Working on the memory chunk layer is memory management.
Working on the object layer is object lifetime management.
D offers you both automatic memory management and automatic lifetime management via its GC. What you describe is manual object lifetime management (which is what std.conv.emplace and object.destroy exist for) and has no effect on the automatic memory management the GC performs. You *can* do manual memory management *on top* of the GC's memory pool (using core.memory.GC.{alloc/free) or the newer, generic Alloactor interface via std.experimental.allocator.gc_allocator.GCAllocator.{allocate/deallocate}), but these operations will (generally) not yield any observable difference from the OS's perspective.


That is assuming the GC removes the memory reference when you call it. I remember seeing in some other languages ( C# possibly? ) that referring a variable to be freed only meant the GC freed the memory when it felt like it, not the exact spot when you told it.

Again, you seem to mix object lifetime management and memory management. You cannot tell the GC to free memory back to the operating system (which is what the free syscall does and what you seem to be describing). You can *only* free memory you allocated *from* the GC *back* to the GC. The GC decides when (and if) any memory is ever being freed back to the OS (which is kinda one major point of having a GC in the first place).

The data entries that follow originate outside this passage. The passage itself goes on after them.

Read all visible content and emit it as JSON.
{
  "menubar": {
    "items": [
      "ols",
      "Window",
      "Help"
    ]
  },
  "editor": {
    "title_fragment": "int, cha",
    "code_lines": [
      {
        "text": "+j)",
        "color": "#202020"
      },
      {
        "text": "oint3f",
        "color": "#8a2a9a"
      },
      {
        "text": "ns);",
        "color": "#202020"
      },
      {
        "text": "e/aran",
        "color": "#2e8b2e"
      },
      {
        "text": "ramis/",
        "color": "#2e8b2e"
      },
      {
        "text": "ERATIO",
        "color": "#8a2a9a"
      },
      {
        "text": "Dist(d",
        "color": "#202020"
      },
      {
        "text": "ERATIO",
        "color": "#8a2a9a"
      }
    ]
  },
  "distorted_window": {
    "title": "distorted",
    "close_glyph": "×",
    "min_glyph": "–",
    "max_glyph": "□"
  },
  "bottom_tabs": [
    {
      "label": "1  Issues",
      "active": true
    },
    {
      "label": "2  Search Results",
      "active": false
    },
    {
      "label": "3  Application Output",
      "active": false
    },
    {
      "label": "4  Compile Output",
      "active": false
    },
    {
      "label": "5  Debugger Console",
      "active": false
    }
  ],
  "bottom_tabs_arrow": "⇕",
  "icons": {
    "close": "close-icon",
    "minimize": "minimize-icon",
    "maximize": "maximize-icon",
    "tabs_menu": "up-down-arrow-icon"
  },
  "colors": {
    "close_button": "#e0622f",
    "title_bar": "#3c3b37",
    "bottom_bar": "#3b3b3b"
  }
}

I personally think that people simple have a bad taste with GC because they kick in too much outside there control.

In my experience most people's aversion to GCs can be aptly described by the German proverb "Was der Bauer nicht kennt, das frisst er nicht" (the meaning of which being that most people generally like living in comfort zones and rarely - if ever - dare to leave them of their own free will; that includes developers, sadly).

For 90% the default behavior is good but its those 10% that leaves a bad taste with people ( GC on critical moments and hurting performance in return ).

Then don't allocate using the GC in such critical pieces of code? If you want automatic verification, annotate a function with @nogc (also works with anonymous functions, lambdas, etc); just be aware that not everything in druntime and phobos that could (and should) be annotated currently is (if you encounter any such functions, open a bug report for it so it can be fixed).